Für die Stadt darf die Ausweitung des Angebots keine Mehrkosten verursachen. Dies betonte Vereinspräsident Dubois gleich mehrfach. «Es gibt erheblichen politischen Druck von der Stadt, dass das Defizit reduziert werden soll.»

Wie der Gewinn der privaten Spitex verwendet werden soll, ist noch nicht klar. Gestartet wird das Projekt voraussichtlich Mitte April nächsten Jahres. Bis dann sollen die Strukturen (Personal und Infrastruktur) aufgebaut werden. Claude Dubois stellt sich vor, dass mit einem Teil des Gewinns Härtefälle gelindert sowie weitere Projekte der Spitex finanziert werden. Zudem muss die von der Generalversammlung bewilligte Anschubfinanzierung zurückbezahlt werden.
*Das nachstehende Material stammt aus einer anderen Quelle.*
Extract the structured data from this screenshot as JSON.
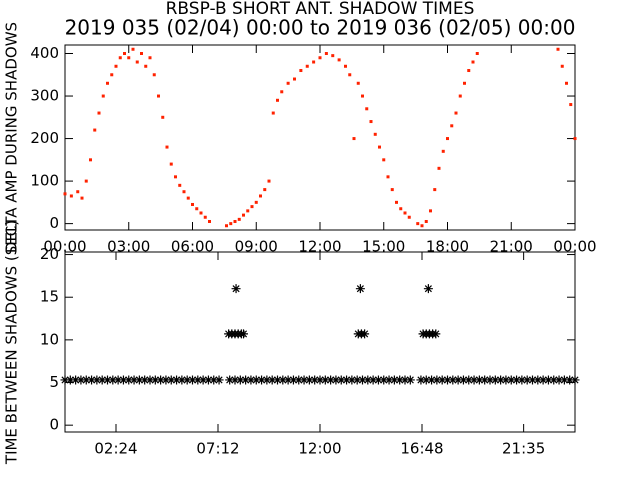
{
  "chart_data": [
    {
      "type": "scatter",
      "title": "RBSP-B SHORT ANT. SHADOW TIMES",
      "subtitle": "2019 035 (02/04) 00:00 to 2019 036 (02/05) 00:00",
      "y_label": "DELTA AMP DURING SHADOWS",
      "marker": "dot",
      "xlim": [
        0,
        24
      ],
      "ylim": [
        -15,
        420
      ],
      "xticks": [
        {
          "value": 0,
          "label": "00:00"
        },
        {
          "value": 3,
          "label": "03:00"
        },
        {
          "value": 6,
          "label": "06:00"
        },
        {
          "value": 9,
          "label": "09:00"
        },
        {
          "value": 12,
          "label": "12:00"
        },
        {
          "value": 15,
          "label": "15:00"
        },
        {
          "value": 18,
          "label": "18:00"
        },
        {
          "value": 21,
          "label": "21:00"
        },
        {
          "value": 24,
          "label": "00:00"
        }
      ],
      "yticks": [
        0,
        100,
        200,
        300,
        400
      ],
      "series": [
        {
          "color": "#ff2200",
          "x": [
            0,
            0.3,
            0.6,
            0.8,
            1.0,
            1.2,
            1.4,
            1.6,
            1.8,
            2.0,
            2.2,
            2.4,
            2.6,
            2.8,
            3.0,
            3.2,
            3.4,
            3.6,
            3.8,
            4.0,
            4.2,
            4.4,
            4.6,
            4.8,
            5.0,
            5.2,
            5.4,
            5.6,
            5.8,
            6.0,
            6.2,
            6.4,
            6.6,
            6.8,
            7.6,
            7.8,
            8.0,
            8.2,
            8.4,
            8.6,
            8.8,
            9.0,
            9.2,
            9.4,
            9.6,
            9.8,
            10.0,
            10.2,
            10.5,
            10.8,
            11.1,
            11.4,
            11.7,
            12.0,
            12.3,
            12.6,
            12.9,
            13.2,
            13.4,
            13.6,
            13.8,
            14.0,
            14.2,
            14.4,
            14.6,
            14.8,
            15.0,
            15.2,
            15.4,
            15.6,
            15.8,
            16.0,
            16.2,
            16.6,
            16.8,
            17.0,
            17.2,
            17.4,
            17.6,
            17.8,
            18.0,
            18.2,
            18.4,
            18.6,
            18.8,
            19.0,
            19.2,
            19.4,
            23.2,
            23.4,
            23.6,
            23.8,
            24.0
          ],
          "values": [
            70,
            65,
            75,
            60,
            100,
            150,
            220,
            260,
            300,
            330,
            350,
            370,
            390,
            400,
            390,
            410,
            380,
            400,
            370,
            390,
            350,
            300,
            250,
            180,
            140,
            110,
            90,
            75,
            60,
            45,
            35,
            25,
            15,
            5,
            -5,
            0,
            5,
            10,
            20,
            30,
            40,
            50,
            65,
            80,
            100,
            260,
            290,
            310,
            330,
            340,
            360,
            370,
            380,
            390,
            400,
            395,
            385,
            370,
            350,
            200,
            330,
            300,
            270,
            240,
            210,
            180,
            150,
            110,
            80,
            50,
            35,
            25,
            15,
            0,
            -5,
            5,
            30,
            80,
            130,
            170,
            200,
            230,
            260,
            300,
            330,
            360,
            380,
            400,
            410,
            370,
            330,
            280,
            200
          ]
        }
      ]
    },
    {
      "type": "scatter",
      "y_label": "TIME BETWEEN SHADOWS (SEC)",
      "marker": "star",
      "xlim": [
        0,
        24
      ],
      "ylim": [
        -0.8,
        20.3
      ],
      "xticks": [
        {
          "value": 2.4,
          "label": "02:24"
        },
        {
          "value": 7.2,
          "label": "07:12"
        },
        {
          "value": 12,
          "label": "12:00"
        },
        {
          "value": 16.8,
          "label": "16:48"
        },
        {
          "value": 21.583,
          "label": "21:35"
        }
      ],
      "yticks": [
        0,
        5,
        10,
        15,
        20
      ],
      "series": [
        {
          "color": "#000000",
          "x": [
            0,
            0.25,
            0.5,
            0.75,
            1,
            1.25,
            1.5,
            1.75,
            2,
            2.25,
            2.5,
            2.75,
            3,
            3.25,
            3.5,
            3.75,
            4,
            4.25,
            4.5,
            4.75,
            5,
            5.25,
            5.5,
            5.75,
            6,
            6.25,
            6.5,
            6.75,
            7,
            7.25,
            7.75,
            8,
            8.25,
            8.5,
            8.75,
            9,
            9.25,
            9.5,
            9.75,
            10,
            10.25,
            10.5,
            10.75,
            11,
            11.25,
            11.5,
            11.75,
            12,
            12.25,
            12.5,
            12.75,
            13,
            13.25,
            13.5,
            13.75,
            14,
            14.25,
            14.5,
            14.75,
            15,
            15.25,
            15.5,
            15.75,
            16,
            16.25,
            16.75,
            17,
            17.25,
            17.5,
            17.75,
            18,
            18.25,
            18.5,
            18.75,
            19,
            19.25,
            19.5,
            19.75,
            20,
            20.25,
            20.5,
            20.75,
            21,
            21.25,
            21.5,
            21.75,
            22,
            22.25,
            22.5,
            22.75,
            23,
            23.25,
            23.5,
            23.75,
            24,
            7.7,
            7.85,
            8.0,
            8.15,
            8.3,
            8.4,
            13.8,
            13.95,
            14.1,
            16.85,
            17.0,
            17.15,
            17.3,
            17.45,
            8.05,
            13.9,
            17.1
          ],
          "values": [
            5.3,
            5.3,
            5.3,
            5.3,
            5.3,
            5.3,
            5.3,
            5.3,
            5.3,
            5.3,
            5.3,
            5.3,
            5.3,
            5.3,
            5.3,
            5.3,
            5.3,
            5.3,
            5.3,
            5.3,
            5.3,
            5.3,
            5.3,
            5.3,
            5.3,
            5.3,
            5.3,
            5.3,
            5.3,
            5.3,
            5.3,
            5.3,
            5.3,
            5.3,
            5.3,
            5.3,
            5.3,
            5.3,
            5.3,
            5.3,
            5.3,
            5.3,
            5.3,
            5.3,
            5.3,
            5.3,
            5.3,
            5.3,
            5.3,
            5.3,
            5.3,
            5.3,
            5.3,
            5.3,
            5.3,
            5.3,
            5.3,
            5.3,
            5.3,
            5.3,
            5.3,
            5.3,
            5.3,
            5.3,
            5.3,
            5.3,
            5.3,
            5.3,
            5.3,
            5.3,
            5.3,
            5.3,
            5.3,
            5.3,
            5.3,
            5.3,
            5.3,
            5.3,
            5.3,
            5.3,
            5.3,
            5.3,
            5.3,
            5.3,
            5.3,
            5.3,
            5.3,
            5.3,
            5.3,
            5.3,
            5.3,
            5.3,
            5.3,
            5.3,
            5.3,
            10.7,
            10.7,
            10.7,
            10.7,
            10.7,
            10.7,
            10.7,
            10.7,
            10.7,
            10.7,
            10.7,
            10.7,
            10.7,
            10.7,
            16,
            16,
            16
          ]
        }
      ]
    }
  ]
}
«Mit unserem zusätzlichen Angebot wollen wir nicht die Bedürfnisse einer Premium-Klasse, die viel Geld hat und sich alles leisten kann, bedienen», sagte Dubois, «Leistungen, die über unseren Dienstleistungskatalog hinausgehen, werden von Menschen aus allen Schichten gewünscht.» Das habe auch eine Studie gezeigt, die letztes Jahr von Studentinnen der Fachhochschule Nordwestschweiz gemacht worden ist:

Begleitung, Beratung, Betreuung – das ist es, was die Spitex-Kunden wünschen und von ihrer Organisation bis anhin nicht geboten bekommen.
Bis jetzt ist es so, dass auch die Dauer der Spitex-Dienste beschränkt ist, auch wenn die Kunden eine längere Betreuung nötig hätten und die Spitex diese erbringen könnte. Künftig werden die Klientinnen und Klienten oder deren Angehörige bei der ihrer Spitex auch solche zusätzliche Leistungen beziehen können.